Tanvi Misra is a staff writer for CityLab covering immigrant communities, housing, economic inequality, and culture. She also authors Navigator, a weekly newsletter for urban explorers (subscribe here). Her work also appears in The Atlantic, NPR, and BBC.
A new report details the harrowing consequences of sea level rise.
For the largest city in the U.S., the very real consequences of global climate change are becoming harder to ignore. Since 1900, sea level in the New York City metro area has risen by a foot. That pace, which is already well above the global average, is quickening. A new report by the Regional Plan Association, an organization that examines economic health, infrastructure, and sustainability, details exactly what parts of New York, New Jersey, and Connecticut are most at risk if the current rate of sea level rise continues. Via the study:
The New York metropolitan area, with 23 million residents and some 3,700 miles of tidal coastline, faces a severe threat from sea level rise, yet relatively little has been done to address the inevitable permanent inundation of buildings, infrastructure and communities.
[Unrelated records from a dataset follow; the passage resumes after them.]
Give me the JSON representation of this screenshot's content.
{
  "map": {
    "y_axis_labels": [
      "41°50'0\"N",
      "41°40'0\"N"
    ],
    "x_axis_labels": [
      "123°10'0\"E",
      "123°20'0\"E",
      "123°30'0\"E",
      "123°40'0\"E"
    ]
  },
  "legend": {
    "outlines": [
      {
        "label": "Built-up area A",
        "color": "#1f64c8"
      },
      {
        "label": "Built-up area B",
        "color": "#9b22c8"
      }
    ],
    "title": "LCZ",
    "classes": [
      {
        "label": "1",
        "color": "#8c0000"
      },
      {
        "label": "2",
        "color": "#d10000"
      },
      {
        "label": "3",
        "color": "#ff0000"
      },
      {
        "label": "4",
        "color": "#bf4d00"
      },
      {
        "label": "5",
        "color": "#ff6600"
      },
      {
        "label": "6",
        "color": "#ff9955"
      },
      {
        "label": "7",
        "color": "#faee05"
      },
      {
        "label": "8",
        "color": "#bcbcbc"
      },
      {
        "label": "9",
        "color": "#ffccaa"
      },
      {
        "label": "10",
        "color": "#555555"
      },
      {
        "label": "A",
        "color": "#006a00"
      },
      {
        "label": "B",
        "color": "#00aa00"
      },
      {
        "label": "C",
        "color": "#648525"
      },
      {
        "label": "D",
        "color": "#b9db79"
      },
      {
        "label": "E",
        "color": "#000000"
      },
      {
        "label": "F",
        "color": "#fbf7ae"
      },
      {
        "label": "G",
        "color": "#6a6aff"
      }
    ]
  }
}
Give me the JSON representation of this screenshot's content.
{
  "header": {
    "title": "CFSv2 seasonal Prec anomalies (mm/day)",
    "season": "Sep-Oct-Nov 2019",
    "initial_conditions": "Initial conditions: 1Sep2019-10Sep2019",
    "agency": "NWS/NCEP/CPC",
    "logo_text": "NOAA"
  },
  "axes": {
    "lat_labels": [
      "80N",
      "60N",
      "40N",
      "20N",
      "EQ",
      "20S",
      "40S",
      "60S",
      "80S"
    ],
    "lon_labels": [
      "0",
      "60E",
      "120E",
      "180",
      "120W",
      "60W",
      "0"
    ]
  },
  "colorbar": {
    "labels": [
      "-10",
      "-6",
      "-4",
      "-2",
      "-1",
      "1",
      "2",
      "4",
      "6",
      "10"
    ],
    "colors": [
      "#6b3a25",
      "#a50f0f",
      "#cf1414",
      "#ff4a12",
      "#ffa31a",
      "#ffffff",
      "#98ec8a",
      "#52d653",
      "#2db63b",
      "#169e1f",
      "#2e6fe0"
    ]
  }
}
In just 15 years, sea levels in the Tri-State area could increase by one foot. By 2080, it could go up to three. And by the beginning of the next century, six. The study breaks down the perils of each increment for different parts of the region:
At one foot
Overall, around 60 square miles, where 19,000 people live and 10,000 work, will be under water. But the impacts will initially be neither “immediate nor dramatic”—it will creep up on the residents in New York and surrounding areas. Areas around Jamaica Bay, Flushing Bay, and the eastern shore of Staten Island will start seeing adverse effects first. Broad Channel in Queens will be at risk of inundation. And parts of LaGuardia Airport will see temporary floods.
Over in Long Island, those who live near the bay will face permanent flooding. So will Yonkers, Piermont, and Stony Point in the Hudson Valley. In New Jersey, most of Teterboro Airport could become permanently flooded.
And that’s only the beginning.
At three feet
By the time the water level rises to this level, the consequences will be plainly visible. Periodic flooding will worsen, and the water will start spreading out, where it will affect subway service, railways, and industrial infrastructure. Water will seep into large swaths of the New Jersey Meadowlands, threatening the Secaucus rail station and Giants Stadium.
Here’s a map of LaGuardia airport showing its at-risk parts at one (dark blue), three (medium blue), and six (light blue) feet of sea level rise:
In addition, portions of the Metro-North Hudson rail line will come under risk of flooding. And parts of Bridgeport and New Haven in Connecticut will be permanently under water. In total, 133 square miles will be submerged, displacing 114,000 current residents and disappearing 62,000 jobs.
At six feet
At this point, the coastline would be completely transformed, and what had been a suburban issue will become a “force of destruction in our urban centers,” the report ominously predicts. In total, around 280 square miles will be lost, doing away with 20 percent of the power generating capacity in the region. About 619,000 residents might lose their homes and 362,000, their jobs. The poorest communities tend to be the hardest hit by climate change, and New York City metro will be no different. Around 12,000 units of public housing are at risk when sea level rises to this degree.
Here are maps showing what’s at risk at one foot (dark blue), three feet (medium blue) and six feet (light blue):
Areas around JFK, East New York:
Meadowlands, New Jersey:
Long Island and surrounding areas:
The “good news,” such as it is, is that there are some flood protection projects already proposed or underway in this megaregion. The most glitzy is the “dryline” project—a 10 mile park-slash-flood defense megastructure running along New York City’s waterfront designed by starchitect Bjarke Ingels. But while undoubtedly important, many of these can’t offer long-term protection, the report argues.
Certainly, more can be done, and cities like New York might actually have the will—and financial backing—to do it. “New York has such a concentration of wealth and assets that I expect we will invest to defend the region from sea level rise and flooding, and there’s already movement in that direction,” Benjamin Strauss, vice president for seal level and climate impacts at the environmental research consortium Climate Central told The New York Times.
But at the end of the day, climate change is a enormous planet-wide problem that requires a coordinated approach at various levels of government, a global commitment to reduce carbon emissions, and special attention to the low-income and vulnerable populations most likely to be displaced. Via the study:
We are past the point where sea level rise can be ignored in the hope that future technology will provide an easy solution.
And we’re certainly long past the point where it can be denied.